Cybersecurity researchers have discovered a new variant of an Android banking trojan called HOOK that features ransomware-style overlay screens to display extortion messages.
“A prominent characteristic of the latest variant is its capacity to deploy a full-screen ransomware overlay, which aims to coerce the victim into remitting a ransom payment,” Zimperium zLabs researcher Vishnu Pratapagiri said. “This overlay presents an alarming ‘*WARNING*’ message, alongside a wallet address and amount, both of which are dynamically retrieved from the command-and-control server.”
The mobile security company said the overlay is remotely initiated when the command “ransome” is issued by the C2 server. The overlay can be dismissed by the attacker by sending the “delete_ransome” command.
HOOK is assessed to be an offshoot of the ERMAC banking trojan, which, coincidentally, had its source code leaked on a publicly accessible directory over the internet.

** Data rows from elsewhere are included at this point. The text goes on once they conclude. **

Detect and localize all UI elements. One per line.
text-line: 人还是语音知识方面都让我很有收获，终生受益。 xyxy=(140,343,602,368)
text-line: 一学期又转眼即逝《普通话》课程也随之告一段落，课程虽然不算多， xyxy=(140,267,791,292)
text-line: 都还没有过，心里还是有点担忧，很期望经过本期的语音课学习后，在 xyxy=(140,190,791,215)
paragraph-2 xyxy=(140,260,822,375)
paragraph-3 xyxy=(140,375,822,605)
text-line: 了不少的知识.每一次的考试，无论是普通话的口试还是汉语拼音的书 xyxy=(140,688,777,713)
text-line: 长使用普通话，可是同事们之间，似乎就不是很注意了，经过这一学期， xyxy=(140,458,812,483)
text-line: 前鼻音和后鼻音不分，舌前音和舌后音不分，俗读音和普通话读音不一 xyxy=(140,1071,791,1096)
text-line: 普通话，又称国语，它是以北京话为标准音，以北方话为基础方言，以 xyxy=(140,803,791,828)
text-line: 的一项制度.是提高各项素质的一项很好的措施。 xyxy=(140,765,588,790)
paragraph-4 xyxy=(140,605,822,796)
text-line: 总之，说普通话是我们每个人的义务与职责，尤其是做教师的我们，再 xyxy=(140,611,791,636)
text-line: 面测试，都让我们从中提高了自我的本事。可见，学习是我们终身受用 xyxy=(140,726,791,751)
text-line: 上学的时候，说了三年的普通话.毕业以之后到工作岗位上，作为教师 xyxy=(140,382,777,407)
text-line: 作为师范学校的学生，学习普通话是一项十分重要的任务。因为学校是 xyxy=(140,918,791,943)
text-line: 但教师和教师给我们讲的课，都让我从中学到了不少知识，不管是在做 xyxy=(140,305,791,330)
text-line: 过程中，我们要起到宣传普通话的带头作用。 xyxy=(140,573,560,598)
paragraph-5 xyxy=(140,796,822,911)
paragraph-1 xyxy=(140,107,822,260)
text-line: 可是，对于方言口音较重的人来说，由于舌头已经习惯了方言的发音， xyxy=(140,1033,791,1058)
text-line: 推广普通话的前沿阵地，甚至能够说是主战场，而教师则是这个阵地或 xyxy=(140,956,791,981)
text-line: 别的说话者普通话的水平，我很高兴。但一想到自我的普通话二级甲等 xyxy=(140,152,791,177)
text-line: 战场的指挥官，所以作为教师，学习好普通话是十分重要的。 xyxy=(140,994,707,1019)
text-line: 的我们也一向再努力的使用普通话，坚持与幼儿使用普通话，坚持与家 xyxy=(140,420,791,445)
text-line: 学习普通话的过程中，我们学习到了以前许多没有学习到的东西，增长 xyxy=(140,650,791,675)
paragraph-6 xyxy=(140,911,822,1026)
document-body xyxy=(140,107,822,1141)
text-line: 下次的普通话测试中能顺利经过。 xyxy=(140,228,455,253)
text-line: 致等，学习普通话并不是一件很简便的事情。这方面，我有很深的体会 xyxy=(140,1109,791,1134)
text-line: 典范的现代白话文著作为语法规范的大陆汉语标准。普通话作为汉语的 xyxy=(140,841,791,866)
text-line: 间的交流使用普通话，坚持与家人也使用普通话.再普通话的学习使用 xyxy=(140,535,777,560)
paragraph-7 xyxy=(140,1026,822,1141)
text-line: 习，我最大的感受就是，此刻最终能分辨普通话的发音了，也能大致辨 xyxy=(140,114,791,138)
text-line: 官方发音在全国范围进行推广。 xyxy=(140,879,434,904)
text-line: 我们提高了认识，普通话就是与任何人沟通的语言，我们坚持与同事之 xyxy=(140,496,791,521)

Like other banking malware targeting Android, it’s capable of displaying a fake overlay screen on top of financial apps to steal users’ credentials and abuse Android accessibility services to automate fraud and commandeer devices remotely.
Other notable features include the ability to send SMS messages to specified phone numbers, stream the victim’s screen, capture photos using the front-facing camera, and steal cookies and recovery phrases associated with cryptocurrency wallets.
The latest version, per Zimperium, signals a major step forward, supporting 107 remote commands, with 38 newly added ones. This includes serving transparent overlays to capture user gestures, fake NFC overlays to trick victims into sharing sensitive data, and deceptive prompts to gather lockscreen PIN or pattern.
The list of newly added commands is as follows –
- takenfc, to display a fake NFC scanning screen using a fullscreen WebView overlay and read card data
- unlock_pin, to display a fake device unlock screen to collect unlock pattern or PIN code and gain unauthorized access to the device
- takencard, to display a fake overlay to collect credit card information by mimicking a Google Pay interface
- start_record_gesture, to record user gestures by displaying a transparent full screen overlay
HOOK is believed to be distributed on a large scale, using phishing websites and bogus GitHub repositories to host and disseminate malicious APK files. Some of the other Android malware families distributed via GitHub include ERMAC and Brokewell, indicating a broader adoption among threat actors.
“The evolution of HOOK illustrates how banking trojans are rapidly converging with spyware and ransomware tactics, blurring threat categories,” Zimperium noted. “With continuous feature expansion and broad distribution, these families pose a growing risk to financial institutions, enterprises, and end users alike.”
Anatsa Continues to Evolve
The disclosure comes as Zscaler’s ThreatLabs detailed an updated version of the Anatsa banking trojan that has now expanded its focus to target over 831 banking and cryptocurrency services worldwide, including those in Germany and South Korea, up from 650 reported previously.
One of the apps in question has been found to mimic a file manager app (package name: “com.synexa.fileops.fileedge_organizerviewer”), which acts as a dropper to deliver Anatsa. Besides replacing dynamic code loading of remote Dalvik Executable (DEX) payloads with direct installation of the trojan, the malware uses corrupted archives to hide the DEX payload that’s deployed during runtime.
Anatsa also requests permissions for Android’s accessibility services, which it subsequently abuses to grant itself additional permissions that allow it to send and receive SMS messages, as well as draw content on top of other applications to display overlay windows.
In all, the company said it identified 77 malicious apps from various adware, maskware, and malware families, such as Anatsa, Joker, and Harly, in the Google Play Store, accounting for over 19 million installations. Maskware refers to a category of apps that present themselves as legitimate applications or games to app stores but incorporate obfuscation, dynamic code loading, or cloaking techniques to conceal malicious content.
Harly is a variant of Joker that was first flagged by Kaspersky in 2022. Earlier this March, Human Security said it uncovered 95 malicious applications containing Harly that were hosted in the Google Play Store.
“Anatsa continues to evolve and improve with anti-analysis techniques to better evade detection,” security researcher Himanshu Sharma said. “The malware has also added support for more than 150 new financial applications to target.”